Les différences politiques qui existent entre les trois religions moyen-orientales – l’islam, le christianisme et le judaïsme – sont clairement énoncées dans les récits qui constituent les fondements sacrés de leur histoire. Moïse a guidé son peuple vers la liberté à travers une nature hostile, mais n’a pu pénétrer en Terre promise. Le Christ est mort sur la croix, et ses disciples ont constitué une minorité persécutée pendant des siècles jusqu’à la conversion d’un empereur romain, entretenant ainsi pendant longtemps une relation compliquée avec Rome comme avec d’autres États. Mahomet, prophète et fondateur de l’islam, a rencontré le succès de son vivant en prenant la tête d’un État qui allait bientôt devenir un empire.

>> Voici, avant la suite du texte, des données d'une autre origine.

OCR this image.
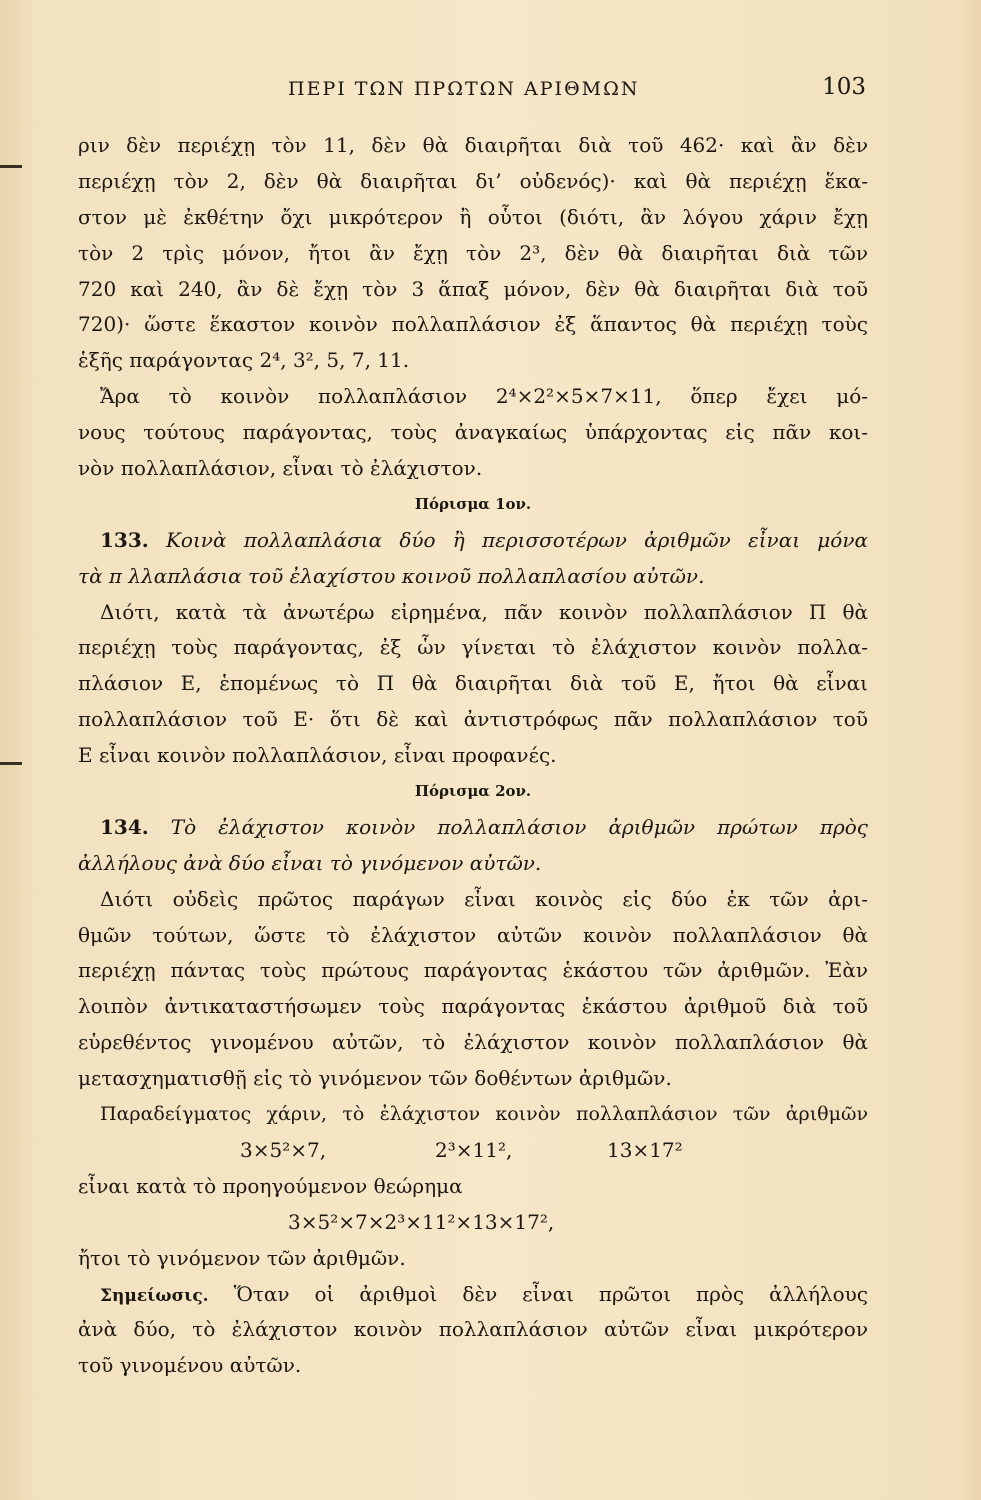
ΠΕΡΙ ΤΩΝ ΠΡΩΤΩΝ ΑΡΙΘΜΩΝ	103
ριν δὲν περιέχῃ τὸν 11, δὲν θὰ διαιρῆται διὰ τοῦ 462· καὶ ἂν δὲν
περιέχῃ τὸν 2, δὲν θὰ διαιρῆται δι’ οὐδενός)· καὶ θὰ περιέχῃ ἕκα-
στον μὲ ἐκθέτην ὄχι μικρότερον ἢ οὗτοι (διότι, ἂν λόγου χάριν ἔχῃ
τὸν 2 τρὶς μόνον, ἤτοι ἂν ἔχῃ τὸν 2³, δὲν θὰ διαιρῆται διὰ τῶν
720 καὶ 240, ἂν δὲ ἔχῃ τὸν 3 ἅπαξ μόνον, δὲν θὰ διαιρῆται διὰ τοῦ
720)· ὥστε ἕκαστον κοινὸν πολλαπλάσιον ἐξ ἅπαντος θὰ περιέχῃ τοὺς
ἑξῆς παράγοντας 2⁴, 3², 5, 7, 11.
Ἄρα τὸ κοινὸν πολλαπλάσιον 2⁴×2²×5×7×11, ὅπερ ἔχει μό-
νους τούτους παράγοντας, τοὺς ἀναγκαίως ὑπάρχοντας εἰς πᾶν κοι-
νὸν πολλαπλάσιον, εἶναι τὸ ἐλάχιστον.
Πόρισμα 1ον.
133. Κοινὰ πολλαπλάσια δύο ἢ περισσοτέρων ἀριθμῶν εἶναι μόνα
τὰ π λλαπλάσια τοῦ ἐλαχίστου κοινοῦ πολλαπλασίου αὐτῶν.
Διότι, κατὰ τὰ ἀνωτέρω εἰρημένα, πᾶν κοινὸν πολλαπλάσιον Π θὰ
περιέχῃ τοὺς παράγοντας, ἐξ ὧν γίνεται τὸ ἐλάχιστον κοινὸν πολλα-
πλάσιον Ε, ἑπομένως τὸ Π θὰ διαιρῆται διὰ τοῦ Ε, ἤτοι θὰ εἶναι
πολλαπλάσιον τοῦ Ε· ὅτι δὲ καὶ ἀντιστρόφως πᾶν πολλαπλάσιον τοῦ
Ε εἶναι κοινὸν πολλαπλάσιον, εἶναι προφανές.
Πόρισμα 2ον.
134. Τὸ ἐλάχιστον κοινὸν πολλαπλάσιον ἀριθμῶν πρώτων πρὸς
ἀλλήλους ἀνὰ δύο εἶναι τὸ γινόμενον αὐτῶν.
Διότι οὐδεὶς πρῶτος παράγων εἶναι κοινὸς εἰς δύο ἐκ τῶν ἀρι-
θμῶν τούτων, ὥστε τὸ ἐλάχιστον αὐτῶν κοινὸν πολλαπλάσιον θὰ
περιέχῃ πάντας τοὺς πρώτους παράγοντας ἑκάστου τῶν ἀριθμῶν. Ἐὰν
λοιπὸν ἀντικαταστήσωμεν τοὺς παράγοντας ἑκάστου ἀριθμοῦ διὰ τοῦ
εὑρεθέντος γινομένου αὐτῶν, τὸ ἐλάχιστον κοινὸν πολλαπλάσιον θὰ
μετασχηματισθῇ εἰς τὸ γινόμενον τῶν δοθέντων ἀριθμῶν.
Παραδείγματος χάριν, τὸ ἐλάχιστον κοινὸν πολλαπλάσιον τῶν ἀριθμῶν
3×5²×7,	2³×11²,	13×17²
εἶναι κατὰ τὸ προηγούμενον θεώρημα
3×5²×7×2³×11²×13×17²,
ἤτοι τὸ γινόμενον τῶν ἀριθμῶν.
Σημείωσις. Ὅταν οἱ ἀριθμοὶ δὲν εἶναι πρῶτοι πρὸς ἀλλήλους
ἀνὰ δύο, τὸ ἐλάχιστον κοινὸν πολλαπλάσιον αὐτῶν εἶναι μικρότερον
τοῦ γινομένου αὐτῶν.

Comme l’ayatollah Khomeyni nous l’a si bien rappelé, le prophète Mahomet n’a pas seulement fondé une communauté, mais également une entité politique, une société et un État dont il était le souverain. En tant que tel, il commandait l’armée, décidait de faire la guerre ou la paix, levait l’impôt, édictait les lois et veillait à leur application : il jouissait en somme de toutes les prérogatives ordinaires d’un souverain.
Cela signifie que, dès l’origine et du vivant de son fondateur, pour l’islam – dans la mémoire fondatrice qui représente l’histoire scripturale, classique et sacrée aux yeux de tous les musulmans –, la religion et l’État ne sont qu’une seule et même chose. La relation intime entre foi et pouvoir est restée une caractéristique de l’islam et ce qui le distingue des deux autres religions.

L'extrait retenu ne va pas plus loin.